Makes sense, so now I need to think about how this applies to gearing in the real world. Ultimately you are trading top speed for acceleration, but it's slightly more complicated than that, depending on why you're speed limited.

Interesting conversation and great refresher course in physics!:thumbsup

This also seems to explain why I'm more comfortable on the turns between 4000-5000 RPM. This is where the torque curve flattens out but is still rising up to around 7500 RPM. Therefore this is the range where the engine is able to more quickly change its power output for maximum acceleration, making the power delivery more aggressive.

Interesting...perhaps what I really need is yet more throttle control to execute at higher RPMs. The throttle is simply more responsive in the higher RPM range.

Heck sometimes it already feels like I'm barely turning my wrist!

BusaDave said:

Makes sense, so now I need to think about how this applies to gearing in the real world. Ultimately you are trading top speed for acceleration, but it's slightly more complicated than that, depending on why you're speed limited.

Interesting conversation and great refresher course in physics!:thumbsup

This also seems to explain why I'm more comfortable on the turns between 4000-5000 RPM. This is where the torque curve flattens out but is still rising up to around 7500 RPM. Therefore this is the range where the engine is able to more quickly change its power output for maximum acceleration, making the power delivery more aggressive.

Interesting...perhaps what I really need is yet more throttle control to execute at higher RPMs. The throttle is simply more responsive in the higher RPM range.

Heck sometimes it already feels like I'm barely turning my wrist!

Click to expand...

Dave, you barely are turning your wrist:twofinger That's the problem. In a turnit's best to take it at higher RPM. The power delivery is smoother since the pistons are firing more often.
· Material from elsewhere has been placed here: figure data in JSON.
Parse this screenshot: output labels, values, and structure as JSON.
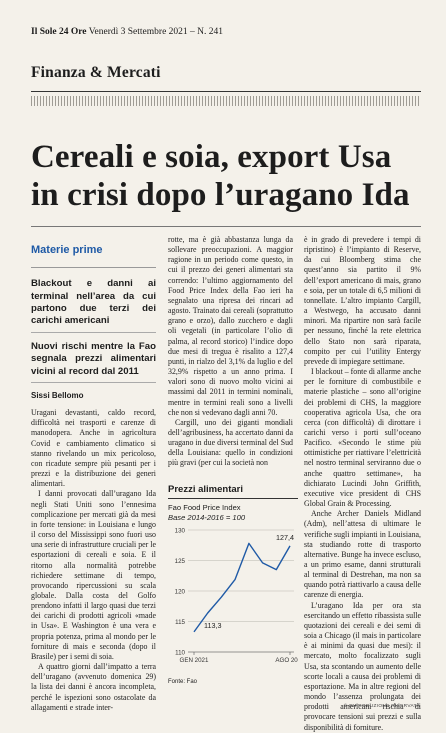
{
  "masthead": {
    "brand": "Il Sole 24 Ore",
    "date": "Venerdì 3 Settembre 2021",
    "issue": "– N. 241"
  },
  "section": "Finanza & Mercati",
  "headline": "Cereali e soia, export Usa in crisi dopo l’uragano Ida",
  "kicker": "Materie prime",
  "summary1": "Blackout e danni ai terminal nell’area da cui partono due terzi dei carichi americani",
  "summary2": "Nuovi rischi mentre la Fao segnala prezzi alimentari vicini al record dal 2011",
  "author": "Sissi Bellomo",
  "col1": [
    "Uragani devastanti, caldo record, difficoltà nei trasporti e carenze di manodopera. Anche in agricoltura Covid e cambiamento climatico si stanno rivelando un mix pericoloso, con ricadute sempre più pesanti per i prezzi e la distribuzione dei generi alimentari.",
    "I danni provocati dall’uragano Ida negli Stati Uniti sono l’ennesima complicazione per mercati già da mesi in forte tensione: in Louisiana e lungo il corso del Mississippi sono fuori uso una serie di infrastrutture cruciali per le esportazioni di cereali e soia. E il ritorno alla normalità potrebbe richiedere settimane di tempo, provocando ripercussioni su scala globale. Dalla costa del Golfo prendono infatti il largo quasi due terzi dei carichi di prodotti agricoli «made in Usa». E Washington è una vera e propria potenza, prima al mondo per le forniture di mais e seconda (dopo il Brasile) per i semi di soia.",
    "A quattro giorni dall’impatto a terra dell’uragano (avvenuto domenica 29) la lista dei danni è ancora incompleta, perché le ispezioni sono ostacolate da allagamenti e strade inter-"
  ],
  "col2": [
    "rotte, ma è già abbastanza lunga da sollevare preoccupazioni. A maggior ragione in un periodo come questo, in cui il prezzo dei generi alimentari sta correndo: l’ultimo aggiornamento del Food Price Index della Fao ieri ha segnalato una ripresa dei rincari ad agosto. Trainato dai cereali (soprattutto grano e orzo), dallo zucchero e dagli oli vegetali (in particolare l’olio di palma, al record storico) l’indice dopo due mesi di tregua è risalito a 127,4 punti, in rialzo del 3,1% da luglio e del 32,9% rispetto a un anno prima. I valori sono di nuovo molto vicini ai massimi dal 2011 in termini nominali, mentre in termini reali sono a livelli che non si vedevano dagli anni 70.",
    "Cargill, uno dei giganti mondiali dell’agribusiness, ha accertato danni da uragano in due diversi terminal del Sud della Louisiana: quello in condizioni più gravi (per cui la società non"
  ],
  "chart": {
    "title": "Prezzi alimentari",
    "subtitle": "Fao Food Price Index",
    "base": "Base 2014-2016 = 100",
    "source": "Fonte: Fao",
    "callout_low": "113,3",
    "callout_high": "127,4"
  },
  "chart_data": {
    "type": "line",
    "title": "Prezzi alimentari",
    "subtitle": "Fao Food Price Index · Base 2014-2016 = 100",
    "x_ticks": [
      "GEN 2021",
      "AGO 2021"
    ],
    "x": [
      "2021-01",
      "2021-02",
      "2021-03",
      "2021-04",
      "2021-05",
      "2021-06",
      "2021-07",
      "2021-08"
    ],
    "values": [
      113.3,
      116.4,
      119.0,
      121.9,
      127.8,
      124.6,
      123.5,
      127.4
    ],
    "ylim": [
      110,
      130
    ],
    "y_ticks": [
      110,
      115,
      120,
      125,
      130
    ],
    "grid": true,
    "color": "#1f5aa6",
    "annotations": [
      "113,3",
      "127,4"
    ]
  },
  "col3": [
    "è in grado di prevedere i tempi di ripristino) è l’impianto di Reserve, da cui Bloomberg stima che quest’anno sia partito il 9% dell’export americano di mais, grano e soia, per un totale di 6,5 milioni di tonnellate. L’altro impianto Cargill, a Westwego, ha accusato danni minori. Ma ripartire non sarà facile per nessuno, finché la rete elettrica dello Stato non sarà riparata, compito per cui l’utility Entergy prevede di impiegare settimane.",
    "I blackout – fonte di allarme anche per le forniture di combustibile e materie plastiche – sono all’origine dei problemi di CHS, la maggiore cooperativa agricola Usa, che ora cerca (con difficoltà) di dirottare i carichi verso i porti sull’oceano Pacifico. «Secondo le stime più ottimistiche per riattivare l’elettricità nel nostro terminal serviranno due o anche quattro settimane», ha dichiarato Lucindi John Griffith, executive vice president di CHS Global Grain & Processing.",
    "Anche Archer Daniels Midland (Adm), nell’attesa di ultimare le verifiche sugli impianti in Louisiana, sta studiando rotte di trasporto alternative. Bunge ha invece escluso, a un primo esame, danni strutturali al terminal di Destrehan, ma non sa quando potrà riattivarlo a causa delle carenze di energia.",
    "L’uragano Ida per ora sta esercitando un effetto ribassista sulle quotazioni dei cereali e dei semi di soia a Chicago (il mais in particolare è ai minimi da quasi due mesi): il mercato, molto focalizzato sugli Usa, sta scontando un aumento delle scorte locali a causa dei problemi di esportazione. Ma in altre regioni del mondo l’assenza prolungata dei prodotti americani rischia di provocare tensioni sui prezzi e sulla disponibilità di forniture."
  ],
  "repro": "© RIPRODUZIONE RISERVATA"
}
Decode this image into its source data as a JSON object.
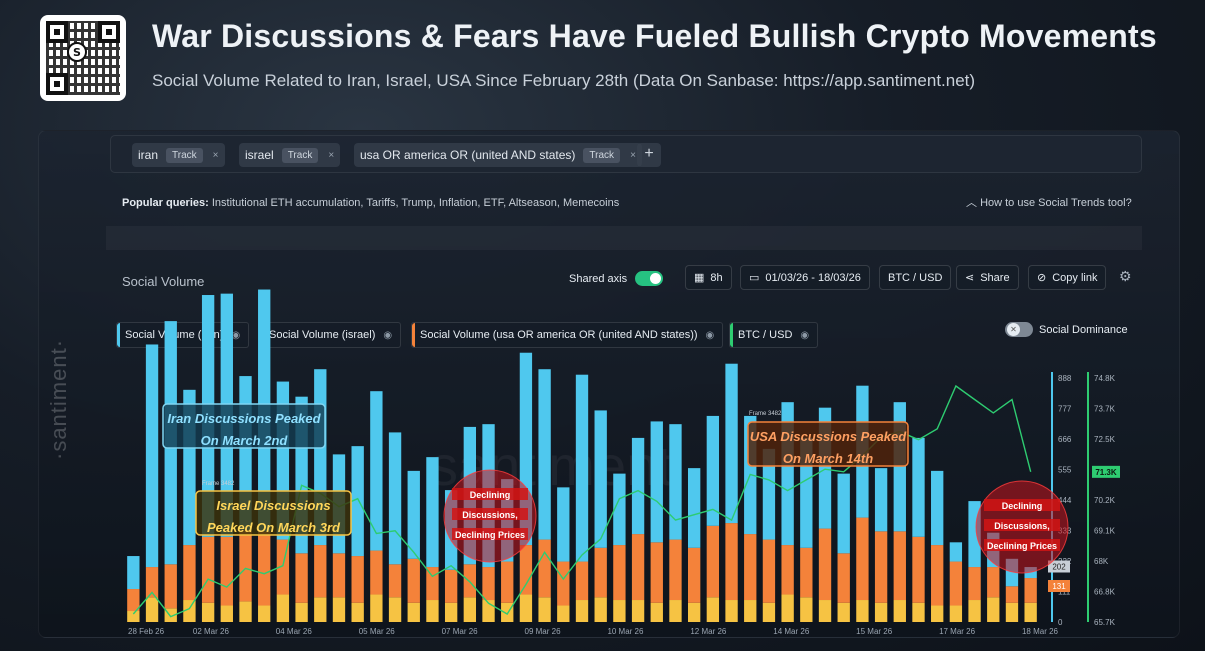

Kind of like higher refresh rate on a computer or soemthing.

The one scenerio I can use to describe how torque and power relate ot vehicle performance. I use d to race bicycles. The human body is a interesting engine. IT's very similar ot a DC motor. IT makes max torque stalled (0 RPM), and the tirque curve drops off at a rate dependent on muscle stamina, corrodination, and various biochemical factors.

I guess that when I was in shape, my peak torque output to the rear wheel was around 60 ft-lbs at 0 RPM using a 180mm crankarm measured at 90 and 270 degrees from TDC (when the pedals are horizontal). My torque output steadily fell off up to my redline - around 150RPM with that crankarm where I was probably making only around 10 ft lbs. My peak power output was probably around 1HP at 120RPM.

My quickest acceleration was always in my powerband, 80RPM-120RPM.

How about this. What is required ot move the bike??? The exothermic reaction between oxygen and gasoline. Therefore, the bike that accelerates the fastest, is the one that can release the most energy. Torque is only a measurement of how powerful the reaction is at a given moment. Power is in fact the rate of fuel combustion. Simply put, burn more fuel and you will accelerate faster.